Athena · SignalRank — public calibration snapshot
Which model should you trust, for which question? Measured, not assumed.
SignalRank runs a known-answer challenge harness across frontier and open models, scores every response against ground truth, and maintains a per-domain trust calibration. This is a static snapshot of the live corpus.
440
known-answer questions
10,791
challenges executed
The honest number: router accuracy is currently 16.3% (116/713) — the harness measures well; routing on those measurements is the open research problem. Better priors, decay modelling and per-domain sample efficiency are exactly where academic collaboration takes this next. We publish the weak number because the method only works if the numbers are real.
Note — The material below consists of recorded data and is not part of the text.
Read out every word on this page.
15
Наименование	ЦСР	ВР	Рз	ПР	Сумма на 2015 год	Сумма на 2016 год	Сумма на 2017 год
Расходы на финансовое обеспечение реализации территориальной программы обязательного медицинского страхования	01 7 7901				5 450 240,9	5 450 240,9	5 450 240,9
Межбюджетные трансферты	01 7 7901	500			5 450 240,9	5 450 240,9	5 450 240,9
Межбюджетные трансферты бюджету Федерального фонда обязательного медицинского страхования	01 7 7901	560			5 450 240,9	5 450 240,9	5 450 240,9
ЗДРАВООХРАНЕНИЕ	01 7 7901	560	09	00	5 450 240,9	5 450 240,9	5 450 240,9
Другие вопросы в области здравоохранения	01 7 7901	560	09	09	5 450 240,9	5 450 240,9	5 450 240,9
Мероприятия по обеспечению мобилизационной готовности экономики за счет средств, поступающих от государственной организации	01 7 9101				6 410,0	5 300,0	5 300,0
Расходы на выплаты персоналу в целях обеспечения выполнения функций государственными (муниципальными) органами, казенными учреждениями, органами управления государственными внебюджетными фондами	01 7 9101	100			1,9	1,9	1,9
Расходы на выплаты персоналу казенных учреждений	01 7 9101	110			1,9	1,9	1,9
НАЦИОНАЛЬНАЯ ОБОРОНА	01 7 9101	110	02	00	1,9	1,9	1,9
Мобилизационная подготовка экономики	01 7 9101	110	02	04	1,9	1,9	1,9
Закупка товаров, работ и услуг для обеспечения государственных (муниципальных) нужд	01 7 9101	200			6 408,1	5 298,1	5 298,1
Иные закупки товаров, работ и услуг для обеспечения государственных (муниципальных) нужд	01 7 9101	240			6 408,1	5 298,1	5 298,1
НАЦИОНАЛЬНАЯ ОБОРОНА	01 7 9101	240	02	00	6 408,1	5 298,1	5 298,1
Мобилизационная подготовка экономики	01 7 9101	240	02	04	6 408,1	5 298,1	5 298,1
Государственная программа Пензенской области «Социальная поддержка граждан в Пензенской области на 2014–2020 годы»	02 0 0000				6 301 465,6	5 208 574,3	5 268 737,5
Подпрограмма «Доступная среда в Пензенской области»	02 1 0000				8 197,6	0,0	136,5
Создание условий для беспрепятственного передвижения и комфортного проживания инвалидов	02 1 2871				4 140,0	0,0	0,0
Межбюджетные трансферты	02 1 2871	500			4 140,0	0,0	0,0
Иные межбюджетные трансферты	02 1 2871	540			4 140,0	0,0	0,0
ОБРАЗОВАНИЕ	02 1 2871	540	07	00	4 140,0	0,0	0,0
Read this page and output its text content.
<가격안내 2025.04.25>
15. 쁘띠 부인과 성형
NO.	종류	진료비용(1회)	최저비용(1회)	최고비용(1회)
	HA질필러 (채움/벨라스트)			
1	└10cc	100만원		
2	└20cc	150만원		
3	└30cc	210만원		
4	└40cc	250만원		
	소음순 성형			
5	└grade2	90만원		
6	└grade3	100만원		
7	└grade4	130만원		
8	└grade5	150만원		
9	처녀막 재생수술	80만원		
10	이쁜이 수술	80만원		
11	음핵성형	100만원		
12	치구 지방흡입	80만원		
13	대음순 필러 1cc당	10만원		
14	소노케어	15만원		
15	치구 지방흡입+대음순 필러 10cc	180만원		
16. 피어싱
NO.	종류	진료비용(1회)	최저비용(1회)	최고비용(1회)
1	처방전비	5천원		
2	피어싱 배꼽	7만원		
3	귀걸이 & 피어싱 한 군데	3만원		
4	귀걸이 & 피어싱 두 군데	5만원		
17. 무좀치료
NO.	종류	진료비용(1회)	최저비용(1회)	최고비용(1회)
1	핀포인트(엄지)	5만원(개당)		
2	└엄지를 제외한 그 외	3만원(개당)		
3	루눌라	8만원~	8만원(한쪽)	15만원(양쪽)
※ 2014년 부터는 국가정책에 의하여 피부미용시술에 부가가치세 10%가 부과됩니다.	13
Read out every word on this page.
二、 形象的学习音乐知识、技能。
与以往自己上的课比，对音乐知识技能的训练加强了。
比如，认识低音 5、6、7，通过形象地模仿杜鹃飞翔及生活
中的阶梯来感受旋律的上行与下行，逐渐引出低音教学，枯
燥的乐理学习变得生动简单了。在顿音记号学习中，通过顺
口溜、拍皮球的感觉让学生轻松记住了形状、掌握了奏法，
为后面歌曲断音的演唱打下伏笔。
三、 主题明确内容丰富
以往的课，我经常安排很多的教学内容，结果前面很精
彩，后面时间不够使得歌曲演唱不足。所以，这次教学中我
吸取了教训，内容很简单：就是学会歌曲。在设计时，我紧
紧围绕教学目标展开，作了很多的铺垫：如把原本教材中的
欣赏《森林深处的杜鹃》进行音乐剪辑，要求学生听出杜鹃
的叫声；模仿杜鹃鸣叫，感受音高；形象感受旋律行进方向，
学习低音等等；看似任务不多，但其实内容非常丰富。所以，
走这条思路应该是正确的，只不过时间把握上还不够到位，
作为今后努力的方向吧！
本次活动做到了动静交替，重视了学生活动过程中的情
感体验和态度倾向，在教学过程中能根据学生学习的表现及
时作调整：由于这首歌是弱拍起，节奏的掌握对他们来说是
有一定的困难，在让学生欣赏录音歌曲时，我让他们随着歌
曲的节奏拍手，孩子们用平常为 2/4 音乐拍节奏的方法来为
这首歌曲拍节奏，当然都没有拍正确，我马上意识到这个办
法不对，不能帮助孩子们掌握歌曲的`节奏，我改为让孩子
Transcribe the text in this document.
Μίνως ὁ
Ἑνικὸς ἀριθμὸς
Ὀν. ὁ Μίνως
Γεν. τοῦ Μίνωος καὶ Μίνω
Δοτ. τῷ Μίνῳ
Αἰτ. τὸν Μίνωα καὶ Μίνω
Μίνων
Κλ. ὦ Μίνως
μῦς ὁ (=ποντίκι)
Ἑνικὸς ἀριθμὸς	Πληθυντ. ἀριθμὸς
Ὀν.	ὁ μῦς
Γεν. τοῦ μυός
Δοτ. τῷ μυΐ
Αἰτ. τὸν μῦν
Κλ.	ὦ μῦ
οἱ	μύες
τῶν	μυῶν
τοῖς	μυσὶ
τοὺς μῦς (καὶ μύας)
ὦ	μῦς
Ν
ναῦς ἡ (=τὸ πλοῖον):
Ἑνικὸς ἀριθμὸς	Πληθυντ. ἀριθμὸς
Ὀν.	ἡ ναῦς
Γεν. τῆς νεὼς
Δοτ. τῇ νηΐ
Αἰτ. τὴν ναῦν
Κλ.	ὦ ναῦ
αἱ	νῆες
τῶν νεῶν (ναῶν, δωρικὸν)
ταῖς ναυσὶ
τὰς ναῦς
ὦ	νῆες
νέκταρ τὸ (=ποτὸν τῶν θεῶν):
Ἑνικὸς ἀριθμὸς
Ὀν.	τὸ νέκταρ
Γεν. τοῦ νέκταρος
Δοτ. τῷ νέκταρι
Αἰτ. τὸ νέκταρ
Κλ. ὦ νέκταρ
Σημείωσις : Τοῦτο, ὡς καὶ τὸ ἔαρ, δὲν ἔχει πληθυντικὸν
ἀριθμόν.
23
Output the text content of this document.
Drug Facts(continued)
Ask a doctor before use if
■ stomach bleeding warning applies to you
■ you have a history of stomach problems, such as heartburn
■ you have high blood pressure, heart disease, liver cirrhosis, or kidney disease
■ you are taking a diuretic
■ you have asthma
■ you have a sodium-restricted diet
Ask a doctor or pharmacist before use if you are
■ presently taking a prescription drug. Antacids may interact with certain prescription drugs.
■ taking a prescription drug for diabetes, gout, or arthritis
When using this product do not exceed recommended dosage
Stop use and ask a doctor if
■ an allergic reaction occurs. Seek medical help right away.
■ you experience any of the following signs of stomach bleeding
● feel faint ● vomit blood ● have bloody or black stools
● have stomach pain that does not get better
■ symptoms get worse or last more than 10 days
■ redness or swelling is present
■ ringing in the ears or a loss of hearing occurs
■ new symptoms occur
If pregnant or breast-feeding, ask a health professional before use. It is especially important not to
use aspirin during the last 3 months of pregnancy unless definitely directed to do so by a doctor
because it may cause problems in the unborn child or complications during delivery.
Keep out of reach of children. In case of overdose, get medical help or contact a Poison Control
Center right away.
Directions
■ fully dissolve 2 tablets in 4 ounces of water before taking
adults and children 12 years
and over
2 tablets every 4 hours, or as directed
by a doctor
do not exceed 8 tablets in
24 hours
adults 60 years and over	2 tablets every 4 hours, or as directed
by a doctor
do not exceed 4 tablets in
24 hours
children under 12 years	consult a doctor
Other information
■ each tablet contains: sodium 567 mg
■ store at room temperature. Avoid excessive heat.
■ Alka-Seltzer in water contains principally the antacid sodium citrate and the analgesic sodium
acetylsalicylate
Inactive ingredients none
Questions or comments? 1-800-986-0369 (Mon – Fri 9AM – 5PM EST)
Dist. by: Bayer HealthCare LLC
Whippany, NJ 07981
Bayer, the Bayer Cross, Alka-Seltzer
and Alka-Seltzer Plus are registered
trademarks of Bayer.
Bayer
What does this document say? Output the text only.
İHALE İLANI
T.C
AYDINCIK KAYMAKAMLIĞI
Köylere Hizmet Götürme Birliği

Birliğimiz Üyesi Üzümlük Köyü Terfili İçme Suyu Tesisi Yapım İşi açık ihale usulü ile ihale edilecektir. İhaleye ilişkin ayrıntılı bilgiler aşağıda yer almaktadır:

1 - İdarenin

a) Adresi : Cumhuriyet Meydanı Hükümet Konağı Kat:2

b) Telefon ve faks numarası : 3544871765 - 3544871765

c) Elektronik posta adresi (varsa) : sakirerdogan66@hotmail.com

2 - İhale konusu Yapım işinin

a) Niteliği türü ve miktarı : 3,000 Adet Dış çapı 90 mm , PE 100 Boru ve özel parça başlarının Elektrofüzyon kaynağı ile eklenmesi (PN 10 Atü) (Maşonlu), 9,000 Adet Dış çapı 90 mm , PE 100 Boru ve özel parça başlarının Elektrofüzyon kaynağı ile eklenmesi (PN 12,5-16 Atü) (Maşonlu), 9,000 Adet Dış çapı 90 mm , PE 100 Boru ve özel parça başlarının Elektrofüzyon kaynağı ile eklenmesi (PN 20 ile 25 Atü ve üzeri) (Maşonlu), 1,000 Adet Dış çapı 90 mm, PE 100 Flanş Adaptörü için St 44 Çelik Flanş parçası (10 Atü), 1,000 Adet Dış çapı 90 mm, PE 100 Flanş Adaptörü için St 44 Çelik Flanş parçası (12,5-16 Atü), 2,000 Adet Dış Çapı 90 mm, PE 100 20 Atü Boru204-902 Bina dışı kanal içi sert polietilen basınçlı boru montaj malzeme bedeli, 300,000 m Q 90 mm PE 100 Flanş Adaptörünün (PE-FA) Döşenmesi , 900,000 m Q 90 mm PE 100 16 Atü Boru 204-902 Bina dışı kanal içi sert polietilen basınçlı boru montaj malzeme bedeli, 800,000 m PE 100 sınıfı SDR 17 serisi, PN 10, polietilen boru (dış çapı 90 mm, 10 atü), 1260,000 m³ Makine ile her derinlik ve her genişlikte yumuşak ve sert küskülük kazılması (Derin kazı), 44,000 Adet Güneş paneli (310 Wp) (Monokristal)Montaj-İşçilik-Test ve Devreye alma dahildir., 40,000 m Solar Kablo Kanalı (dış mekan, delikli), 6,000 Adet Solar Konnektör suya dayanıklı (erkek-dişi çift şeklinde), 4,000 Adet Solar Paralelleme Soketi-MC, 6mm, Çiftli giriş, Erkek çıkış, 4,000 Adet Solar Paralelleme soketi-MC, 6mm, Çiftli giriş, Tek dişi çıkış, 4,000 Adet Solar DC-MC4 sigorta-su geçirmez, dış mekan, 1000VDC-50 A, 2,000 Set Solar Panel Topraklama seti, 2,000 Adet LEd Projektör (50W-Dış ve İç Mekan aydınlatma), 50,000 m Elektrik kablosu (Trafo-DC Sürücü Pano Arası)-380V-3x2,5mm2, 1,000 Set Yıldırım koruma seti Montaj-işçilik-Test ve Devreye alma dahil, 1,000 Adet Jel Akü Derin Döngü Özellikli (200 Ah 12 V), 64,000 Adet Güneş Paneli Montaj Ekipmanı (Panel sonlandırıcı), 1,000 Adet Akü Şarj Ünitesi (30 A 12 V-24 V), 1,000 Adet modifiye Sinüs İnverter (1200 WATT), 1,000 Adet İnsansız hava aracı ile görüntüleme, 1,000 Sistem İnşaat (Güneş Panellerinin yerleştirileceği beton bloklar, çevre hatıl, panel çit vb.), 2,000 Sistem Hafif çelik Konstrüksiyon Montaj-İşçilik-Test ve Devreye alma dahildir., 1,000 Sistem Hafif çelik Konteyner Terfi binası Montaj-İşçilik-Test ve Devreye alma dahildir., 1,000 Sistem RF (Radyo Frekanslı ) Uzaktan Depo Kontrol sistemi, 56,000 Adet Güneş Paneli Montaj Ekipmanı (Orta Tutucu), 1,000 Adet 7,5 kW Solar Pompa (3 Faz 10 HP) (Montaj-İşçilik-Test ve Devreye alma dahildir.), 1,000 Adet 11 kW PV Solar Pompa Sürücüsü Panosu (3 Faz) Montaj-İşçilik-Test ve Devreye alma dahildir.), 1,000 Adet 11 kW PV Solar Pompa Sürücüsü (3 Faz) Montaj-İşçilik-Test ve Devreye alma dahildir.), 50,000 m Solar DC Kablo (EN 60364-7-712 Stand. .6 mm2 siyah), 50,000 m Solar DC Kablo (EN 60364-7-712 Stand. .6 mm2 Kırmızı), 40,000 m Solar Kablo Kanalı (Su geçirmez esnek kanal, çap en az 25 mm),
Trust is also an optimisation engine. Look at the market-analysis table below: a model priced at a fraction of the flagships outperforms them in that domain. Evidence-based routing therefore cuts token spend and raises answer quality at the same time — send each question to the model the data says wins it, at the price that model actually costs. At enterprise volume, calibrated routing is a unit-economics instrument, not just a safety one.
Medical
Top of table — clinical reasoning, guidelines, pharmacology
| claude-opus-4-7 | | 0.944 | 37 |
| gpt-5-mini | | 0.930 | 52 |
| claude-opus-4-8 | | 0.924 | 31 |
| grok-4 | | 0.919 | 63 |
Market analysis
Domain inversion: a small model leads — this is why per-domain calibration exists
| gpt-5-mini | | 0.938 | 10 |
| gpt-5.4 | | 0.928 | 10 |
| grok-4-fast | | 0.809 | 14 |
| claude-opus-4-7 | | 0.783 | 12 |
Legal
Statutory interpretation, case analysis, drafting
| mimo-v2.5-pro | | 0.905 | 6 |
| claude-opus-4-7 | | 0.890 | 7 |
| grok-4-fast | | 0.864 | 10 |
| claude-sonnet-4-6 | | 0.848 | 7 |
Adversarial robustness
Trick premises, injection attempts, manipulative framing
| claude-opus-4-7 | | 0.922 | 62 |
| claude-opus-4-8 | | 0.916 | 17 |
| claude-sonnet-4-6 | | 0.910 | 62 |
| gpt-5.5 | | 0.865 | 17 |
Temporal / live knowledge
Every model degrades — the harness measures knowledge decay directly
| gpt-5.5 | | 0.681 | 3 |
| claude-opus-4-7 | | 0.665 | 13 |
| grok-4 | | 0.591 | 14 |
| deepseek-chat | | 0.471 | 14 |
Method, in brief
Every model in the roster answers the same known-answer questions per domain; responses are scored against ground truth by an independent judge model; scores update a per-model, per-domain trust calibration with recency weighting. Human corrections enter the corpus as new ground truth. Low-scoring outliers (visible in the full tables) are retained, not pruned — some reflect integration or refusal-policy artifacts rather than capability, and distinguishing those is itself part of the calibration research.
Roster note: model list reflects the snapshot date; newest-tier additions (including Anthropic's Fable/Mythos class) are onboarded as calibration batches complete.